Schaafheim/Darmstadt/Dieburg - Wegen Betrugs beim Erwerb eines Privatfahrzeugs hat die Staatsanwaltschaft Darmstadt den Schaafheimer Bürgermeister Reinhold Hehmann angeklagt. Von Klaus Holdefehr

Gerhard Oefner, Strafrichter am Amtsgericht Dieburg, hat auf Antrag der Staatsanwaltschaft bereits einen Strafbefehl in Höhe von 120 Tagessätzen zu je 190 Euro ausgestellt, gegen den der Beschuldigte allerdings Rechtsmittel eingelegt hat. Hehmann: „Ich bin mir keiner Schuld bewusst.“ Vermutlich wird im Frühjahr 2016 in Dieburg öffentlich verhandelt. Der Vorwurf: Vor rund fünf Jahren hat Hehmann einen Mercedes der E-Klasse erworben und dabei einen Rabatt von 30 Prozent in Anspruch genommen, wie ihn das Unternehmen damals Kommunen gewährte, die ein solches Fahrzeug zur kommunalen Nutzung erwerben wollten.
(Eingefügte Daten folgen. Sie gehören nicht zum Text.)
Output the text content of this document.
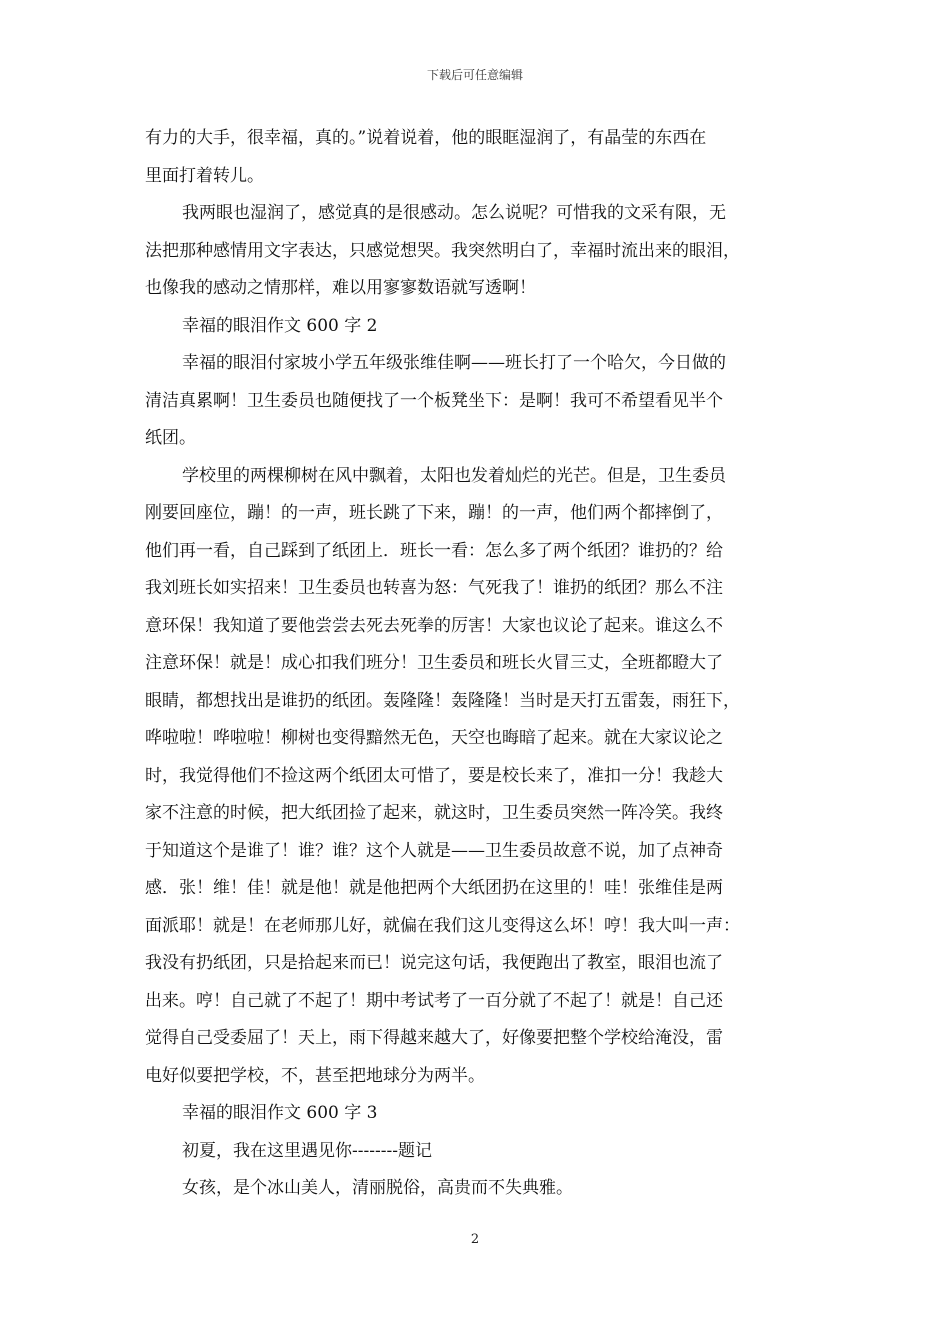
下载后可任意编辑

有力的大手，很幸福，真的。”说着说着，他的眼眶湿润了，有晶莹的东西在

里面打着转儿。

我两眼也湿润了，感觉真的是很感动。怎么说呢？可惜我的文采有限，无

法把那种感情用文字表达，只感觉想哭。我突然明白了，幸福时流出来的眼泪，

也像我的感动之情那样，难以用寥寥数语就写透啊！

幸福的眼泪作文 600 字 2

幸福的眼泪付家坡小学五年级张维佳啊——班长打了一个哈欠，今日做的

清洁真累啊！卫生委员也随便找了一个板凳坐下：是啊！我可不希望看见半个

纸团。

学校里的两棵柳树在风中飘着，太阳也发着灿烂的光芒。但是，卫生委员

刚要回座位，蹦！的一声，班长跳了下来，蹦！的一声，他们两个都摔倒了，

他们再一看，自己踩到了纸团上．班长一看：怎么多了两个纸团？谁扔的？给

我刘班长如实招来！卫生委员也转喜为怒：气死我了！谁扔的纸团？那么不注

意环保！我知道了要他尝尝去死去死拳的厉害！大家也议论了起来。谁这么不

注意环保！就是！成心扣我们班分！卫生委员和班长火冒三丈，全班都瞪大了

眼睛，都想找出是谁扔的纸团。轰隆隆！轰隆隆！当时是天打五雷轰，雨狂下，

哗啦啦！哗啦啦！柳树也变得黯然无色，天空也晦暗了起来。就在大家议论之

时，我觉得他们不捡这两个纸团太可惜了，要是校长来了，准扣一分！我趁大

家不注意的时候，把大纸团捡了起来，就这时，卫生委员突然一阵冷笑。我终

于知道这个是谁了！谁？谁？这个人就是——卫生委员故意不说，加了点神奇

感．张！维！佳！就是他！就是他把两个大纸团扔在这里的！哇！张维佳是两

面派耶！就是！在老师那儿好，就偏在我们这儿变得这么坏！哼！我大叫一声：

我没有扔纸团，只是拾起来而已！说完这句话，我便跑出了教室，眼泪也流了

出来。哼！自己就了不起了！期中考试考了一百分就了不起了！就是！自己还

觉得自己受委屈了！天上，雨下得越来越大了，好像要把整个学校给淹没，雷

电好似要把学校，不，甚至把地球分为两半。

幸福的眼泪作文 600 字 3

初夏，我在这里遇见你--------题记

女孩，是个冰山美人，清丽脱俗，高贵而不失典雅。

2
Zweifellos zielte diese Rabattregelung auf die Platzierung von Dienstfahrzeugen für höhere (Wahl-)Beamte. Der Schaafheimer Bürgermeister hat allerdings keinen Anspruch auf einen Dienstwagen. Für die dienstliche Nutzung seines Privatwagens erhält er eine Kompensation von 300 Euro pro Monat –brutto. Sie sind als Einkommen zu versteuern. Auch wenn Hehmann den Wagen drei Monate nach der Anschaffung privat übernommen und alle entstandenen Kosten privat beglichen hat, habe er sich den Vorteil des hohen Rabatts unrechtmäßig und zum Schaden der Daimler AG verschafft, so die Argumentation der Staatsanwaltschaft, die im Übrigen den an der Transaktion beteiligten Mercedes-Vertriebsmitarbeiter in einem gesonderten Verfahren ebenfalls strafrechtlich verfolgt. Auch als Privatmann wäre Hehmann wegen seines gesellschaftlichen Ranges in den Genuss eines Rabattes gekommen, allerdings wäre dieser deutlich niedriger ausgefallen.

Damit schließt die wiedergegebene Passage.